PS We have now just decamped on holiday and left the tube station on its own. They very nearly finished the job in time, and the last night they very nearly finished off the witch, too. I have never, ever felt quite as bad as I did trying to pack while they (nearly) finished.

The Robber Baron’s Daughter

I loved Coram Boy by Jamila Gavin, even though there was much that was evil in the story. The Robber Baron’s Daughter is the next of Jamila’s books for older children. Can’t quite decide what age it’s for, though, as the “fairy tale princess” part is more childish, and the “illegal people trafficking” part of necessity is older.
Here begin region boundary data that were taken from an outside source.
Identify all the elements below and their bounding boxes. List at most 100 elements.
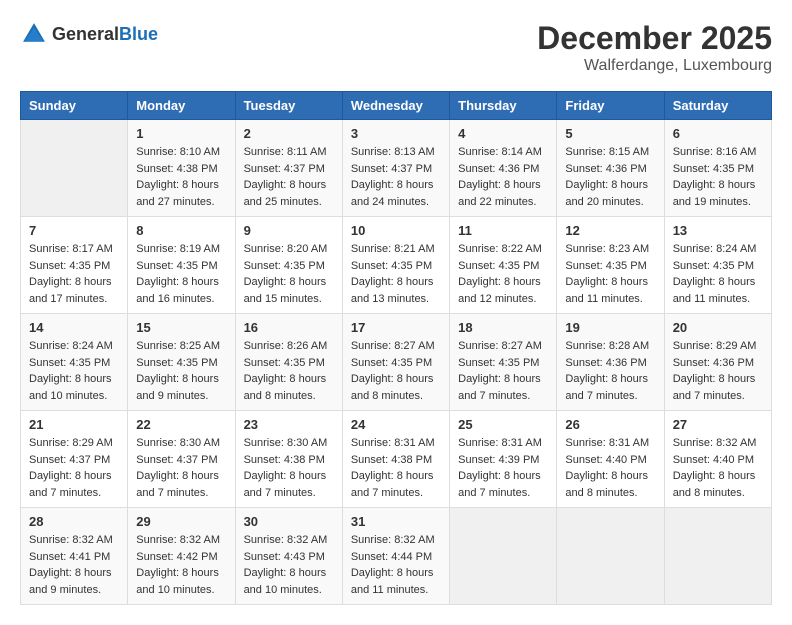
daylight-text: Daylight: 8 hours and 11 minutes. — [351, 567, 434, 596]
logo-icon — [20, 20, 48, 48]
calendar-week-1: 1 Sunrise: 8:10 AM Sunset: 4:38 PM Dayli… — [21, 120, 772, 217]
calendar-cell: 16 Sunrise: 8:26 AM Sunset: 4:35 PM Dayl… — [235, 314, 342, 411]
cell-content: Sunrise: 8:19 AM Sunset: 4:35 PM Dayligh… — [136, 241, 226, 307]
day-number: 15 — [136, 320, 226, 335]
daylight-text: Daylight: 8 hours and 9 minutes. — [136, 373, 219, 402]
daylight-text: Daylight: 8 hours and 22 minutes. — [458, 179, 541, 208]
daylight-text: Daylight: 8 hours and 19 minutes. — [673, 179, 756, 208]
calendar-cell: 21 Sunrise: 8:29 AM Sunset: 4:37 PM Dayl… — [21, 411, 128, 508]
calendar-cell: 22 Sunrise: 8:30 AM Sunset: 4:37 PM Dayl… — [128, 411, 235, 508]
logo: GeneralBlue — [20, 20, 158, 48]
daylight-text: Daylight: 8 hours and 7 minutes. — [29, 470, 112, 499]
sunset-text: Sunset: 4:35 PM — [136, 357, 217, 369]
calendar-cell: 19 Sunrise: 8:28 AM Sunset: 4:36 PM Dayl… — [557, 314, 664, 411]
sunrise-text: Sunrise: 8:22 AM — [458, 243, 542, 255]
daylight-text: Daylight: 8 hours and 20 minutes. — [565, 179, 648, 208]
sunset-text: Sunset: 4:40 PM — [673, 454, 754, 466]
sunset-text: Sunset: 4:37 PM — [244, 163, 325, 175]
sunset-text: Sunset: 4:37 PM — [136, 454, 217, 466]
daylight-text: Daylight: 8 hours and 7 minutes. — [673, 373, 756, 402]
logo-general: General — [52, 24, 119, 44]
daylight-text: Daylight: 8 hours and 17 minutes. — [29, 276, 112, 305]
cell-content: Sunrise: 8:15 AM Sunset: 4:36 PM Dayligh… — [565, 144, 655, 210]
sunset-text: Sunset: 4:44 PM — [351, 551, 432, 563]
calendar-cell: 18 Sunrise: 8:27 AM Sunset: 4:35 PM Dayl… — [450, 314, 557, 411]
day-number: 17 — [351, 320, 441, 335]
sunrise-text: Sunrise: 8:31 AM — [458, 437, 542, 449]
cell-content: Sunrise: 8:32 AM Sunset: 4:42 PM Dayligh… — [136, 532, 226, 598]
sunrise-text: Sunrise: 8:21 AM — [351, 243, 435, 255]
sunrise-text: Sunrise: 8:30 AM — [136, 437, 220, 449]
sunset-text: Sunset: 4:36 PM — [565, 357, 646, 369]
daylight-text: Daylight: 8 hours and 8 minutes. — [244, 373, 327, 402]
cell-content: Sunrise: 8:30 AM Sunset: 4:38 PM Dayligh… — [244, 435, 334, 501]
sunset-text: Sunset: 4:35 PM — [458, 260, 539, 272]
sunset-text: Sunset: 4:35 PM — [673, 260, 754, 272]
calendar-week-2: 7 Sunrise: 8:17 AM Sunset: 4:35 PM Dayli… — [21, 217, 772, 314]
daylight-text: Daylight: 8 hours and 7 minutes. — [244, 470, 327, 499]
sunrise-text: Sunrise: 8:28 AM — [565, 340, 649, 352]
sunrise-text: Sunrise: 8:23 AM — [565, 243, 649, 255]
sunrise-text: Sunrise: 8:13 AM — [351, 146, 435, 158]
cell-content: Sunrise: 8:27 AM Sunset: 4:35 PM Dayligh… — [351, 338, 441, 404]
sunset-text: Sunset: 4:38 PM — [136, 163, 217, 175]
day-number: 5 — [565, 126, 655, 141]
calendar-cell: 15 Sunrise: 8:25 AM Sunset: 4:35 PM Dayl… — [128, 314, 235, 411]
sunset-text: Sunset: 4:35 PM — [673, 163, 754, 175]
logo-blue: Blue — [119, 24, 158, 44]
sunset-text: Sunset: 4:35 PM — [351, 260, 432, 272]
sunset-text: Sunset: 4:42 PM — [136, 551, 217, 563]
sunset-text: Sunset: 4:37 PM — [351, 163, 432, 175]
sunset-text: Sunset: 4:35 PM — [244, 260, 325, 272]
daylight-text: Daylight: 8 hours and 15 minutes. — [244, 276, 327, 305]
cell-content: Sunrise: 8:22 AM Sunset: 4:35 PM Dayligh… — [458, 241, 548, 307]
cell-content: Sunrise: 8:21 AM Sunset: 4:35 PM Dayligh… — [351, 241, 441, 307]
cell-content: Sunrise: 8:11 AM Sunset: 4:37 PM Dayligh… — [244, 144, 334, 210]
day-number: 26 — [565, 417, 655, 432]
calendar-cell: 27 Sunrise: 8:32 AM Sunset: 4:40 PM Dayl… — [664, 411, 771, 508]
calendar-cell — [450, 508, 557, 605]
sunset-text: Sunset: 4:35 PM — [458, 357, 539, 369]
daylight-text: Daylight: 8 hours and 16 minutes. — [136, 276, 219, 305]
sunset-text: Sunset: 4:36 PM — [458, 163, 539, 175]
sunrise-text: Sunrise: 8:32 AM — [244, 534, 328, 546]
day-number: 20 — [673, 320, 763, 335]
day-number: 13 — [673, 223, 763, 238]
sunrise-text: Sunrise: 8:32 AM — [29, 534, 113, 546]
day-number: 28 — [29, 514, 119, 529]
sunrise-text: Sunrise: 8:14 AM — [458, 146, 542, 158]
cell-content: Sunrise: 8:31 AM Sunset: 4:38 PM Dayligh… — [351, 435, 441, 501]
sunset-text: Sunset: 4:39 PM — [458, 454, 539, 466]
calendar-cell: 25 Sunrise: 8:31 AM Sunset: 4:39 PM Dayl… — [450, 411, 557, 508]
day-number: 3 — [351, 126, 441, 141]
daylight-text: Daylight: 8 hours and 10 minutes. — [136, 567, 219, 596]
daylight-text: Daylight: 8 hours and 7 minutes. — [458, 470, 541, 499]
sunrise-text: Sunrise: 8:15 AM — [565, 146, 649, 158]
day-number: 4 — [458, 126, 548, 141]
location-title: Walferdange, Luxembourg — [537, 57, 772, 75]
cell-content: Sunrise: 8:27 AM Sunset: 4:35 PM Dayligh… — [458, 338, 548, 404]
cell-content: Sunrise: 8:17 AM Sunset: 4:35 PM Dayligh… — [29, 241, 119, 307]
calendar-cell: 1 Sunrise: 8:10 AM Sunset: 4:38 PM Dayli… — [128, 120, 235, 217]
sunrise-text: Sunrise: 8:29 AM — [29, 437, 113, 449]
cell-content: Sunrise: 8:13 AM Sunset: 4:37 PM Dayligh… — [351, 144, 441, 210]
sunrise-text: Sunrise: 8:26 AM — [244, 340, 328, 352]
sunset-text: Sunset: 4:35 PM — [351, 357, 432, 369]
cell-content: Sunrise: 8:28 AM Sunset: 4:36 PM Dayligh… — [565, 338, 655, 404]
sunset-text: Sunset: 4:41 PM — [29, 551, 110, 563]
cell-content: Sunrise: 8:31 AM Sunset: 4:40 PM Dayligh… — [565, 435, 655, 501]
cell-content: Sunrise: 8:25 AM Sunset: 4:35 PM Dayligh… — [136, 338, 226, 404]
sunrise-text: Sunrise: 8:11 AM — [244, 146, 327, 158]
sunset-text: Sunset: 4:35 PM — [29, 260, 110, 272]
sunrise-text: Sunrise: 8:24 AM — [673, 243, 757, 255]
daylight-text: Daylight: 8 hours and 8 minutes. — [351, 373, 434, 402]
cell-content: Sunrise: 8:32 AM Sunset: 4:41 PM Dayligh… — [29, 532, 119, 598]
cell-content: Sunrise: 8:31 AM Sunset: 4:39 PM Dayligh… — [458, 435, 548, 501]
daylight-text: Daylight: 8 hours and 11 minutes. — [673, 276, 756, 305]
calendar-cell: 23 Sunrise: 8:30 AM Sunset: 4:38 PM Dayl… — [235, 411, 342, 508]
calendar-cell: 7 Sunrise: 8:17 AM Sunset: 4:35 PM Dayli… — [21, 217, 128, 314]
sunrise-text: Sunrise: 8:30 AM — [244, 437, 328, 449]
sunrise-text: Sunrise: 8:32 AM — [351, 534, 435, 546]
daylight-text: Daylight: 8 hours and 12 minutes. — [458, 276, 541, 305]
day-number: 19 — [565, 320, 655, 335]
The Robber Baron's Daughter

Nettie is twelve and lives a life of unimaginable luxury with her parents in London. Slowly, very slowly, she begins to understand that all is not well in her family and in their home. I’d like to say that she makes friends with Benny, the boy from the other side (not a ghost; just a servant’s child), except I don’t feel she really does. Nettie loves the ballet, and learns to dance from her great aunt, a former ballerina. Benny, on the other hand, does all the legwork trying to find Nettie’s tutor Miss Kovachev, who has vanished without a trace.

Jamila does a good, if shocking, job of showing how illegal immigrants turn up here, and why. There is an uneasy difference between the wealth of Nettie’s family, and the lives of Miss Kovachev, Benny and Nettie’s friend from school, Raisa. It’s almost too much to take in; the fairy tale and the awful reality.